I don't think the results are skewed. The point of this optimization (with the custom awaiter) is to transfer the task exception to the outcome without awaiting it, which would rethrow it. As you can see with the current ExecuteOutcomeAsync you have no choice but to await since the method expects a delegate that returns a ValueTask<Outcome<T>>. The proposed ExecuteOutcomeAsync method however expects a delegate that returns a ValueTask<T>, which is likely to be what the user's delegate returns in the first place and does no require an asynchronous delegate.

In short, it should perform better if the user does not await, and shouldn't make a difference if the user does await. In both cases it does simplify the usage of this API (and it's not a replacement, just an additional method)
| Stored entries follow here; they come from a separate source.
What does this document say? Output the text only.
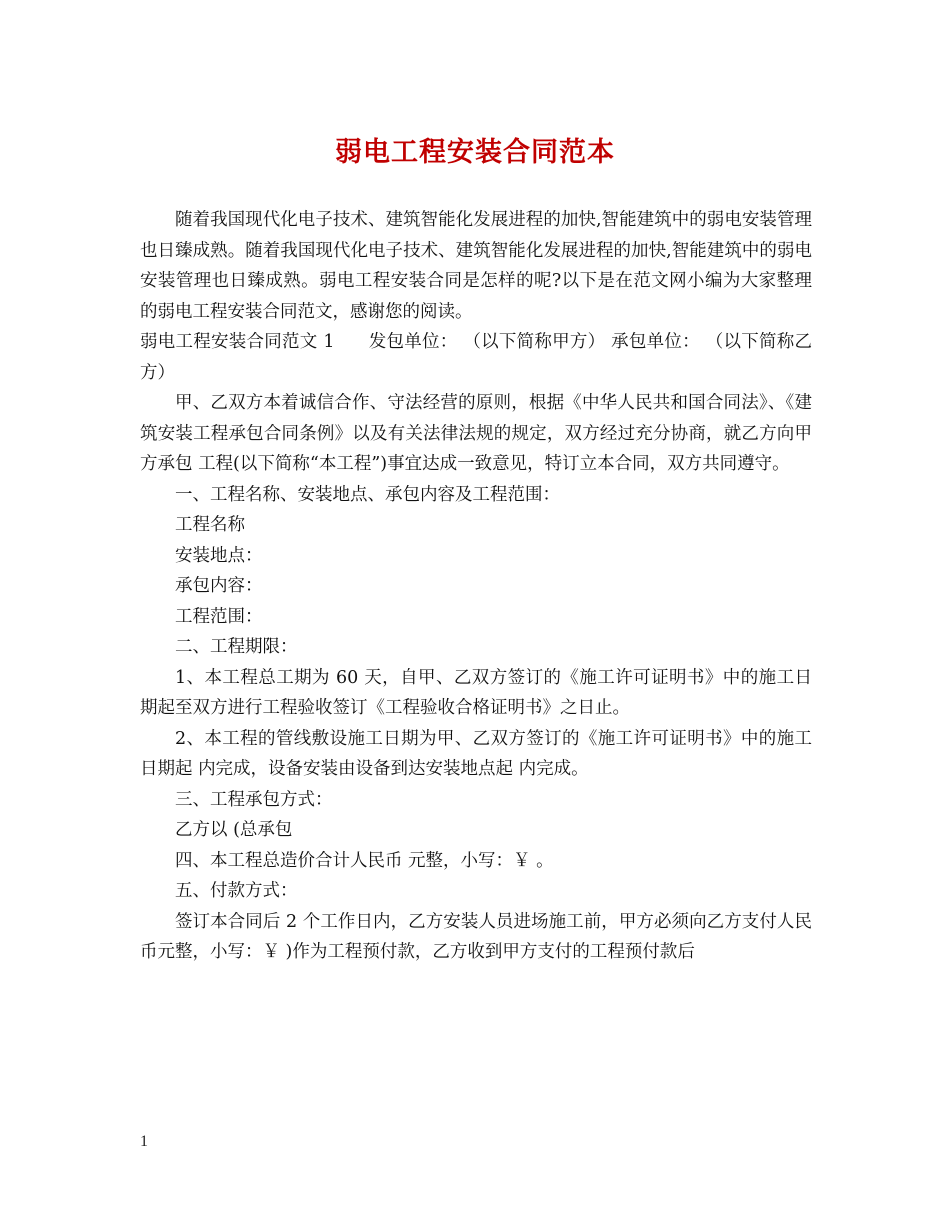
弱电工程安装合同范本

随着我国现代化电子技术、建筑智能化发展进程的加快,智能建筑中的弱电安装管理也日臻成熟。随着我国现代化电子技术、建筑智能化发展进程的加快,智能建筑中的弱电安装管理也日臻成熟。弱电工程安装合同是怎样的呢?以下是在范文网小编为大家整理的弱电工程安装合同范文，感谢您的阅读。

弱电工程安装合同范文 1 发包单位： （以下简称甲方） 承包单位： （以下简称乙方）

甲、乙双方本着诚信合作、守法经营的原则，根据《中华人民共和国合同法》、《建筑安装工程承包合同条例》以及有关法律法规的规定，双方经过充分协商，就乙方向甲方承包 工程(以下简称“本工程”)事宜达成一致意见，特订立本合同，双方共同遵守。

一、工程名称、安装地点、承包内容及工程范围：

工程名称

安装地点：

承包内容：

工程范围：

二、工程期限：

1、本工程总工期为 60 天，自甲、乙双方签订的《施工许可证明书》中的施工日期起至双方进行工程验收签订《工程验收合格证明书》之日止。

2、本工程的管线敷设施工日期为甲、乙双方签订的《施工许可证明书》中的施工日期起 内完成，设备安装由设备到达安装地点起 内完成。

三、工程承包方式：

乙方以 (总承包

四、本工程总造价合计人民币 元整，小写：￥ 。

五、付款方式：

签订本合同后 2 个工作日内，乙方安装人员进场施工前，甲方必须向乙方支付人民币元整，小写：￥ )作为工程预付款，乙方收到甲方支付的工程预付款后

1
Sorry, my bad I was not specific enough. I meant inside the benchmark

    [Benchmark(Baseline = true)]
    public async ValueTask<Outcome<int>> ExecuteOutcomeAsync()
    {
        return await _pipeline!.ExecuteOutcomeAsync(static async (context, state) =>
        {
            // The callback for ExecuteOutcomeAsync must return an Outcome<T> instance. Hence, some wrapping is needed.
            try
            {
                return Outcome.FromResult(await DoWorkAsync());
            }
            catch (Exception e)
            {
                return Outcome.FromException<int>(e);
            }
        }, _context!, 12);
    }

    [Benchmark]
    public async ValueTask<Outcome<int>> ExecuteOutcomeAsync2()
    {
        return await _pipeline!.ExecuteOutcomeAsync2(static (context, state) => DoWorkAsync(), _context!, 12);
    }

Started a branch: #2132

I added a benchmark to compare the method asking for explicit T to Outcome<T> conversion against this implicit version using the custom awaiter:

| Method                                        | WithException | Mean      | Error     | StdDev    | Ratio | RatioSD | Exceptions | Gen0   | Allocated | Alloc Ratio |
|---------------------------------------------- |-------------- |----------:|----------:|----------:|------:|--------:|-----------:|-------:|----------:|------------:|
| ExecuteOutcomeAsync                           | False         |  2.629 us | 0.0345 us | 0.0495 us |  1.00 |    0.00 |          - | 0.0687 |     442 B |        1.00 |
| ExecuteOutcomeAsync_ImplicitOutcomeConversion | False         |  2.749 us | 0.1085 us | 0.1521 us |  1.05 |    0.07 |          - | 0.0877 |     559 B |        1.26 |
|                                               |               |           |           |           |       |         |            |        |           |             |
| ExecuteOutcomeAsync                           | True          | 41.281 us | 0.6188 us | 0.9070 us |  1.00 |    0.00 |     2.0000 | 0.2441 |    1764 B |        1.00 |
| ExecuteOutcomeAsync_ImplicitOutcomeConversion | True          | 23.590 us | 0.9326 us | 1.3074 us |  0.57 |    0.03 |     1.0000 | 0.1831 |    1477 B |        0.84 |

Results are close when no exception is thrown, and almost twice as fast when an exception is thrown mostly due to the exception not being rethrown. We can also see how this implicit version helps in terms of simplicity/convenience.

Test coverage still needs to be done.